Assist your clients in understanding the value of fully engaging someone, or a group, to manage translation and translation vendors within their organization if they have not already done so. This will not represent an immediate fix due to the problems I have stated above, but will be a step in the right direction and will save them time and costs in the long run. Furthermore, with weak economies in many regions of the world, it is also one of the best ways to confidently expand business to produce a strong global product. Fortunately, several companies have already done this with success, including Dell, Adobe, Cisco and many others, and most of these companies are also happy to share their experiences.

Finally, help clients quantify their translation costs and yearly spending. This can be done using some basic cost of goods sold (COGS) calculations, taking into account only the costs associated with producing the localized portions of the product — documentation, software strings and so on.
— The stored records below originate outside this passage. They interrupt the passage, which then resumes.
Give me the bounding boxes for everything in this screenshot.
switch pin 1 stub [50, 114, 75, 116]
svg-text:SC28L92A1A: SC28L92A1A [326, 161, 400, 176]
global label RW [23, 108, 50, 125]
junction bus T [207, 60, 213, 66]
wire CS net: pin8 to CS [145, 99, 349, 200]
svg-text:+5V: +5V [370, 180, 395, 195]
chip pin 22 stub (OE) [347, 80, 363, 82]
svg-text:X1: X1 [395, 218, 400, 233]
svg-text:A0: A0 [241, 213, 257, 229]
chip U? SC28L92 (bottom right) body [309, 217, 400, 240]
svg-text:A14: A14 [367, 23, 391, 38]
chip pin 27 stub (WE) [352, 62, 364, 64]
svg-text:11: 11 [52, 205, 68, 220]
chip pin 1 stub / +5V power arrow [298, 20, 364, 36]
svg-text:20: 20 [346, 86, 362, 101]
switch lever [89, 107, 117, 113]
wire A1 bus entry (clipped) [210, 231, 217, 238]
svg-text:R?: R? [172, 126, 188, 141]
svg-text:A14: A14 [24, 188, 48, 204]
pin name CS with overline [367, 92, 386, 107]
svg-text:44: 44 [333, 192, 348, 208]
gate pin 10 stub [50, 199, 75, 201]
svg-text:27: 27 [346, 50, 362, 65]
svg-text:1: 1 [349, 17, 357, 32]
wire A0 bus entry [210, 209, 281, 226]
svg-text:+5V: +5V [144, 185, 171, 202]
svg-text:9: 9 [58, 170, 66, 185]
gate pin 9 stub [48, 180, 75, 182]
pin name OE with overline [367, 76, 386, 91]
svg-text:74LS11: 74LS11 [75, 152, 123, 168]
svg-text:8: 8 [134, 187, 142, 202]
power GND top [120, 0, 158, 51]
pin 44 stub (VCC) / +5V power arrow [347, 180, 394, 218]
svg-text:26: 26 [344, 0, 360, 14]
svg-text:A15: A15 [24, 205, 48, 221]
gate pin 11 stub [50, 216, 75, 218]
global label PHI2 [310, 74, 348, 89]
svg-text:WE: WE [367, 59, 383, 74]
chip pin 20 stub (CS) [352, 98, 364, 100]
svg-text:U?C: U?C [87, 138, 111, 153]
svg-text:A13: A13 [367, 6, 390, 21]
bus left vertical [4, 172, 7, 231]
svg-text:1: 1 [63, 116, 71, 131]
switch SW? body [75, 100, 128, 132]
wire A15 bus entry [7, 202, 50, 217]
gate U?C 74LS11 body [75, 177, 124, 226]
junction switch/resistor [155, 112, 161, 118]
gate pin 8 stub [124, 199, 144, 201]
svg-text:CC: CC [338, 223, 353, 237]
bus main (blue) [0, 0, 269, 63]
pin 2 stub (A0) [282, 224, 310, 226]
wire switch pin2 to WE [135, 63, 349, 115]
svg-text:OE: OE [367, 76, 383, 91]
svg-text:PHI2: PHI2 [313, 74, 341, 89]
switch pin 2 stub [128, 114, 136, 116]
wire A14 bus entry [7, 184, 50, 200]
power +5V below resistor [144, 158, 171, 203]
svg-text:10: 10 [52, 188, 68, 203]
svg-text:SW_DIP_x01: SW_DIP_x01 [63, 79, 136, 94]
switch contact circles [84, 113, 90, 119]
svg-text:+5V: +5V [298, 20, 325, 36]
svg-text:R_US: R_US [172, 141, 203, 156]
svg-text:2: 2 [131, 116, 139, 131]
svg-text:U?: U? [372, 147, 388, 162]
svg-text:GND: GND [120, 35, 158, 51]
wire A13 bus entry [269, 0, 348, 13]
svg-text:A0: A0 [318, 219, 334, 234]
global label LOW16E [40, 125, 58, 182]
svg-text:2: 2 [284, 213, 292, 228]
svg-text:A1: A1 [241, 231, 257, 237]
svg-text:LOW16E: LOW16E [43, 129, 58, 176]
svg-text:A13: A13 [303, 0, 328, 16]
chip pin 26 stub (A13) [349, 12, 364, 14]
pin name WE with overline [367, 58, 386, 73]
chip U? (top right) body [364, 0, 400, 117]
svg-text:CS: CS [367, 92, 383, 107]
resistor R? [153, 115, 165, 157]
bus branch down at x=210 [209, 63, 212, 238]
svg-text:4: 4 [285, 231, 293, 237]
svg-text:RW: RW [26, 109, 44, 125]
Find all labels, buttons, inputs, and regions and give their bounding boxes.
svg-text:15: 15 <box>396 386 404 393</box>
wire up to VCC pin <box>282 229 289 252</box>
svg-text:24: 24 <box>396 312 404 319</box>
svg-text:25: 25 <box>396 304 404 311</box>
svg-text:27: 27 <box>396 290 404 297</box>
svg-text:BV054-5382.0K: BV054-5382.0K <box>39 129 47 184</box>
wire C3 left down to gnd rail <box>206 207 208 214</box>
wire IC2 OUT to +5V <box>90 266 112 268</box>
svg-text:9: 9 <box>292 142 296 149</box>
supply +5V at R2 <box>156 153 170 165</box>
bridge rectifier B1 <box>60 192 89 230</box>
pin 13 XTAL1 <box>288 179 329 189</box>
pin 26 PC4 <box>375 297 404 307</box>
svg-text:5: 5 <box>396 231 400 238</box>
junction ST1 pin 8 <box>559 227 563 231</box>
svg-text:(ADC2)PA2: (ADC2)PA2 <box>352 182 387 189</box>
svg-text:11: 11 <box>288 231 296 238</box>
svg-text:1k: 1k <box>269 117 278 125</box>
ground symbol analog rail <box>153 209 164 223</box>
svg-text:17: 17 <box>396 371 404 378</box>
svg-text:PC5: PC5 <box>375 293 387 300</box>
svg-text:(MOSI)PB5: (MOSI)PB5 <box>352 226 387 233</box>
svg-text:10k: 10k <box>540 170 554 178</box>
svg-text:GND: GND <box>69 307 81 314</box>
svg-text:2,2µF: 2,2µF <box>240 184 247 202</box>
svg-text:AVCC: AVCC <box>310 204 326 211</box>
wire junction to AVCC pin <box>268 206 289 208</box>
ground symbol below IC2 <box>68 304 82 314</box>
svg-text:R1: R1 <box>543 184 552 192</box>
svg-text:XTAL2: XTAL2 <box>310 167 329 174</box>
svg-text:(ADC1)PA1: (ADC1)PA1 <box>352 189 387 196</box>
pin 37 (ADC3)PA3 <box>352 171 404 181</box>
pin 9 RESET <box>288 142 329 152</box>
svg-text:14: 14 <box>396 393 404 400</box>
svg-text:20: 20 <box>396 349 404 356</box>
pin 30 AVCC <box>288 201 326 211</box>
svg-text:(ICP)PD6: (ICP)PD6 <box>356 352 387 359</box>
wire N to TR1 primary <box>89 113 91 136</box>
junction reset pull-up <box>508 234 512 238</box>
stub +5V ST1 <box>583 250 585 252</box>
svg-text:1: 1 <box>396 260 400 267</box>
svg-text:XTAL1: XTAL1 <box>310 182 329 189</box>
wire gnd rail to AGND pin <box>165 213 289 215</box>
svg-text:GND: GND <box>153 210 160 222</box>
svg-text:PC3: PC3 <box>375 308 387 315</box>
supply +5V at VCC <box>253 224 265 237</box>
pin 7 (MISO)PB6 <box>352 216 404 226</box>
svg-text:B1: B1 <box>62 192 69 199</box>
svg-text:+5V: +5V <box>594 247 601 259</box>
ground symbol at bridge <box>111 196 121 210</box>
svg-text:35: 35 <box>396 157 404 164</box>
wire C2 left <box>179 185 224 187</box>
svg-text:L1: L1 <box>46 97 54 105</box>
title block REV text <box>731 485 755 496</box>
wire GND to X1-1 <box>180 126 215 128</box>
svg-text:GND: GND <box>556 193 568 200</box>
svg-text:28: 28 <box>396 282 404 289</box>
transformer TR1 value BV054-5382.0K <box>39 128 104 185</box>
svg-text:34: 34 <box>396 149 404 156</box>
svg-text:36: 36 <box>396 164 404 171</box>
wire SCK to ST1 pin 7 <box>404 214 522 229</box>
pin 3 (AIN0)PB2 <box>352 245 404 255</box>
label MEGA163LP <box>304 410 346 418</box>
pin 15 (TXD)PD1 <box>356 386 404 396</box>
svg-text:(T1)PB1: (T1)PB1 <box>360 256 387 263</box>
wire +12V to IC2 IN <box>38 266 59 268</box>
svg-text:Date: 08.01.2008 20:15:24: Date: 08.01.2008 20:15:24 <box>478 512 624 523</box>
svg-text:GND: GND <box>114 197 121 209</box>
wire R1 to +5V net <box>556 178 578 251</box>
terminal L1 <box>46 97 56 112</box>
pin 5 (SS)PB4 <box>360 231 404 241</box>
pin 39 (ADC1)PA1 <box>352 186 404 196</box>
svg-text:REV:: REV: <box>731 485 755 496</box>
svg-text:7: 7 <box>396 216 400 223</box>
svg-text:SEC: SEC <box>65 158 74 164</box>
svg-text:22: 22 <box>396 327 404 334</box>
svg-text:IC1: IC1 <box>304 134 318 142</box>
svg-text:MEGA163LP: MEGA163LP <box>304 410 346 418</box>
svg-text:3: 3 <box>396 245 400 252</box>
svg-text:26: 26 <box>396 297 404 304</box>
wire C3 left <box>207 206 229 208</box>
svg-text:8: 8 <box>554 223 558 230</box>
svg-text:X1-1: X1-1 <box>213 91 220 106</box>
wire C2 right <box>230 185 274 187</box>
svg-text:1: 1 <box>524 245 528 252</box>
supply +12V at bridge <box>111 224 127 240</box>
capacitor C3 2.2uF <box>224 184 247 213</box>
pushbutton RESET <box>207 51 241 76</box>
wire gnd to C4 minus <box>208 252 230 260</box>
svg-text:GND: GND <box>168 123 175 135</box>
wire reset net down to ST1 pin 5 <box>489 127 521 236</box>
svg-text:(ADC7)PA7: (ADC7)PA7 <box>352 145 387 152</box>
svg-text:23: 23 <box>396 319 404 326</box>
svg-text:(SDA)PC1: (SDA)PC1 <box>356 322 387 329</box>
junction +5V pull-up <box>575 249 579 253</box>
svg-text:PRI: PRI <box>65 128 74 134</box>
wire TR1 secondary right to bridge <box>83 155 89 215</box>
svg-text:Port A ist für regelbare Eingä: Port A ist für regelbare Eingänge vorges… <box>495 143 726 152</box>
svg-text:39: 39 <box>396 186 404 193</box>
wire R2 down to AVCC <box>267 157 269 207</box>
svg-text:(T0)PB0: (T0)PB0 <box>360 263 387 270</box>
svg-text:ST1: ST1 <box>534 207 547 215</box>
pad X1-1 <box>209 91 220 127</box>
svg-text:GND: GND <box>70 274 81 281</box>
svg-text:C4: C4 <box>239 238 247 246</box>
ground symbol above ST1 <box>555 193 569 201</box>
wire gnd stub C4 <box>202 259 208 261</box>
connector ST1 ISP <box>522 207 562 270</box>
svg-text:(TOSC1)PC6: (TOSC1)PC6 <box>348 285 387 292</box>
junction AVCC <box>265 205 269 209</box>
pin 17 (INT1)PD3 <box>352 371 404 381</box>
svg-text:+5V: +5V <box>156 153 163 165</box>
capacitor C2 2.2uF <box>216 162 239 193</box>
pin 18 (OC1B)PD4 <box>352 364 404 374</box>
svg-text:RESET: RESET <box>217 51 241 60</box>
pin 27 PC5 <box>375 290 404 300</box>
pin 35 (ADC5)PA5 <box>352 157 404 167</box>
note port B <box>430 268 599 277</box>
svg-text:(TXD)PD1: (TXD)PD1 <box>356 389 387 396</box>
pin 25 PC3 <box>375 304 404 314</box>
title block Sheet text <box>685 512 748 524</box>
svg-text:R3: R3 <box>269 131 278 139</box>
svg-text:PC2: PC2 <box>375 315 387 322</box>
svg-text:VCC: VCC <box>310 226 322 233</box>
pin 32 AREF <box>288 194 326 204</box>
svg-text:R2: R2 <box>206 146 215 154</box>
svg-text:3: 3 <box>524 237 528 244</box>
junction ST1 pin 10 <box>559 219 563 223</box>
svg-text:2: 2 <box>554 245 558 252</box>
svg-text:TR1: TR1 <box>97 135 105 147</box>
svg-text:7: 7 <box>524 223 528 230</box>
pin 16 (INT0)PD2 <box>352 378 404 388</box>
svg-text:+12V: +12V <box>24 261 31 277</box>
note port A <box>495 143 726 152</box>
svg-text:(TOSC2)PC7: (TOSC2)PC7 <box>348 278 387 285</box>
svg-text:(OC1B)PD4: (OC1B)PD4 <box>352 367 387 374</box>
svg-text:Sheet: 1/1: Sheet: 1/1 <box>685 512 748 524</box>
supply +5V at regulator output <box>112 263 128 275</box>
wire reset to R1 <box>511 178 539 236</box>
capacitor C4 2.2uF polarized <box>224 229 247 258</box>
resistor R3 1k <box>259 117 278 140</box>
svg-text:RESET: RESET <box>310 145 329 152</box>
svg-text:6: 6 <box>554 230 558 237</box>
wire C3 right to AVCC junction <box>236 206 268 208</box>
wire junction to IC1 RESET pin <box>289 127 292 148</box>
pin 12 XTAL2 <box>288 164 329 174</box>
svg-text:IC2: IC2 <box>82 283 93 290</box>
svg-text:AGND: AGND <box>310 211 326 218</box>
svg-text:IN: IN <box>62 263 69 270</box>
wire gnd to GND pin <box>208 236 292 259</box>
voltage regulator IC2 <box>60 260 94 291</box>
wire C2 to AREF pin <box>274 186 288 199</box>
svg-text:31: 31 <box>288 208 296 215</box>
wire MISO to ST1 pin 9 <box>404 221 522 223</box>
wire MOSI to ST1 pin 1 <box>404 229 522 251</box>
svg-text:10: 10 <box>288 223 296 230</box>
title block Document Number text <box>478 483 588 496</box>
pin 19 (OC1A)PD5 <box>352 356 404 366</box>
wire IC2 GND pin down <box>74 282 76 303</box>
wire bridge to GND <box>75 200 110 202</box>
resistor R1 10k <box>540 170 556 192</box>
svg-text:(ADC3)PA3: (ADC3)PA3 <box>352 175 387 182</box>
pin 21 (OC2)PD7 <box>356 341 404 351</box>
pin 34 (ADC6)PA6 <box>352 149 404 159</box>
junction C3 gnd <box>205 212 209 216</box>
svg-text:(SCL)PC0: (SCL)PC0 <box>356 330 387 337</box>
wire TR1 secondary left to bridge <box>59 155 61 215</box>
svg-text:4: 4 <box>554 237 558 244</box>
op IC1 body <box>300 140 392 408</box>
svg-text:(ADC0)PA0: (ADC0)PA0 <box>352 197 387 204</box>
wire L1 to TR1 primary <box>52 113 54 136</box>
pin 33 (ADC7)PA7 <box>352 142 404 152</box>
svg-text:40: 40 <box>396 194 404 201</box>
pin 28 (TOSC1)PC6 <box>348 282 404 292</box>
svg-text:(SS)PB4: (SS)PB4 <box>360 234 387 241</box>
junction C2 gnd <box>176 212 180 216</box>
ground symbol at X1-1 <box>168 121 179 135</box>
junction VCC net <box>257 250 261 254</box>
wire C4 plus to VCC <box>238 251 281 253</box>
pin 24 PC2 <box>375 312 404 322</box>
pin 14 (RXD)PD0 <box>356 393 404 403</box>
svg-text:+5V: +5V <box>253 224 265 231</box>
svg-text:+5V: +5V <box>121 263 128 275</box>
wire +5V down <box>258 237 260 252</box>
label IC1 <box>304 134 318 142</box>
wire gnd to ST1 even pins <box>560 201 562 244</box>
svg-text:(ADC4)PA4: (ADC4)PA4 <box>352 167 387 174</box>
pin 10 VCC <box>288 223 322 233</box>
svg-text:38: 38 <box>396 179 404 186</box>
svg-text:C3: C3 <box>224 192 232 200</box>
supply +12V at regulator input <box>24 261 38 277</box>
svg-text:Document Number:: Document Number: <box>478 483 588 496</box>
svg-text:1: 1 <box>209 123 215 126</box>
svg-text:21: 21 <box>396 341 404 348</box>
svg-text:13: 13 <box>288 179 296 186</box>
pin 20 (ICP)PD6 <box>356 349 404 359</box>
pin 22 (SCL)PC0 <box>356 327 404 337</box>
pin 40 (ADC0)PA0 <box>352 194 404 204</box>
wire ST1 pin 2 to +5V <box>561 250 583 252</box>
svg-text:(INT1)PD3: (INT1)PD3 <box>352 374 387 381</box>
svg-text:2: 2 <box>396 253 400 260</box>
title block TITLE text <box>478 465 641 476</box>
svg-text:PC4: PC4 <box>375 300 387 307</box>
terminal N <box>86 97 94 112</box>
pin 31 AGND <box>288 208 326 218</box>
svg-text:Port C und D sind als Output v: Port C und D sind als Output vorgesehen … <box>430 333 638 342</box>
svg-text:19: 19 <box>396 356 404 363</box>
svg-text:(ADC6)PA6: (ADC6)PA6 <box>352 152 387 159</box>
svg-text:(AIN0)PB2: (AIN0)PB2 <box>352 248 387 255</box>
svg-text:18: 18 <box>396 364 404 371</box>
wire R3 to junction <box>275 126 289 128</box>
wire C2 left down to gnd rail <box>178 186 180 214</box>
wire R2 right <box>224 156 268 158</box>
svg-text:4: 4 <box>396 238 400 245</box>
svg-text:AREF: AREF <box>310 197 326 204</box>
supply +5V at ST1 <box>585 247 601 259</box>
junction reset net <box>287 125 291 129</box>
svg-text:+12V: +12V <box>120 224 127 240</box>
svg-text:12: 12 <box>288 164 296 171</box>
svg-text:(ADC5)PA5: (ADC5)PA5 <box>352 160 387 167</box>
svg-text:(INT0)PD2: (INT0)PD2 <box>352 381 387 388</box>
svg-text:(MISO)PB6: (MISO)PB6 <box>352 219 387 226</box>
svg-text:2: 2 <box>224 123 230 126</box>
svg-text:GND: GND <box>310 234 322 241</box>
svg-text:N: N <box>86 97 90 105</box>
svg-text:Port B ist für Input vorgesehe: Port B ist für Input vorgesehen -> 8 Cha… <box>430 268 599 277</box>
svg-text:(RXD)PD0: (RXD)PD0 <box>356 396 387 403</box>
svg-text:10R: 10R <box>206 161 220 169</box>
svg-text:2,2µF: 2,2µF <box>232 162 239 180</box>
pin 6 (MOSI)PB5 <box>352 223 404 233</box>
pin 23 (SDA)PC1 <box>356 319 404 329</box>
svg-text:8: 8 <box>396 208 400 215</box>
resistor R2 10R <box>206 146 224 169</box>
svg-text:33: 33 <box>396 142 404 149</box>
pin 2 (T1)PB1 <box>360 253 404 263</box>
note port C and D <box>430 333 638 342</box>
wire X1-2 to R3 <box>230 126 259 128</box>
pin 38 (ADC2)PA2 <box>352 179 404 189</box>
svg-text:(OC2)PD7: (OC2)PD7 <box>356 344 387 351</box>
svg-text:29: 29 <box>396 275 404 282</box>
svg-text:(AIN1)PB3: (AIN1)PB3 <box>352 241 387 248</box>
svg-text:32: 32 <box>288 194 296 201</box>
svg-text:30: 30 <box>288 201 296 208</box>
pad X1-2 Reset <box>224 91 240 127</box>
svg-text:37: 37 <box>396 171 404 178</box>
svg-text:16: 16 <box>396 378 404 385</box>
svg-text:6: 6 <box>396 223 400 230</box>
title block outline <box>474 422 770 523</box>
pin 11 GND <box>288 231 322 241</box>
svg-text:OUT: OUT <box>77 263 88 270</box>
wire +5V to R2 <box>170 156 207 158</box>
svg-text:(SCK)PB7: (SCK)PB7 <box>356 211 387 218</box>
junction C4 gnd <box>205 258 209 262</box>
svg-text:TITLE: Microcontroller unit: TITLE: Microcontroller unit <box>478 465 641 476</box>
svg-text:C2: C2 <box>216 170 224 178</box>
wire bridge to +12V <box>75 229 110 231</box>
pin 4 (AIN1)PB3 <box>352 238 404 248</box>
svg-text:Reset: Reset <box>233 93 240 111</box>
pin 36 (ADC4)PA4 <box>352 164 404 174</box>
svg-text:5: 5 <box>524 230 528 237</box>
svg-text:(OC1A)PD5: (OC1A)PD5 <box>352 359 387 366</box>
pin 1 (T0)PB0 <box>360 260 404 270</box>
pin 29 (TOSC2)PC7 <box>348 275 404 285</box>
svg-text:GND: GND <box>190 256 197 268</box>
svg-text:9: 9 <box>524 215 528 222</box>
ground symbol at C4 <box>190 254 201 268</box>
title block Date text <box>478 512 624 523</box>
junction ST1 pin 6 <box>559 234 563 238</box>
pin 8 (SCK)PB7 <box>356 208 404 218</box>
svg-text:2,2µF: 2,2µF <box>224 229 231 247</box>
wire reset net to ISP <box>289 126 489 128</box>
For example, let’s assume that XYZ Company has a group of three technical writers that produce source English material, and their total COGS to produce this material is $200,000. Now let’s say the COGS to translate the equivalent material into German using an outside translation provider is $20,000. Let’s assume XYZ company’s English-speaking market brings in revenues of $10 million per year. If their German-speaking market brings in revenues of at least $1 million, you could make the argument that the current translation costs are already justified. If they are starting in a new market, the same argument could be used for potential sales to that market. Seeing the numbers may also encourage them to expand into other markets and languages as well.

This isn’t to say that additional cost savings can’t and shouldn’t be realized if your favorite customer’s procurement group comes knocking. Translators, translation companies and in-house translation groups should continually be striving for improvement. Technology, automation and processes should be regularly examined, evaluated and employed to the greatest extent possible. Resource managers should constantly be adding and testing new resources to add to their pool. For, if nothing else, the competition in the translation industry is fierce and will otherwise leave you behind.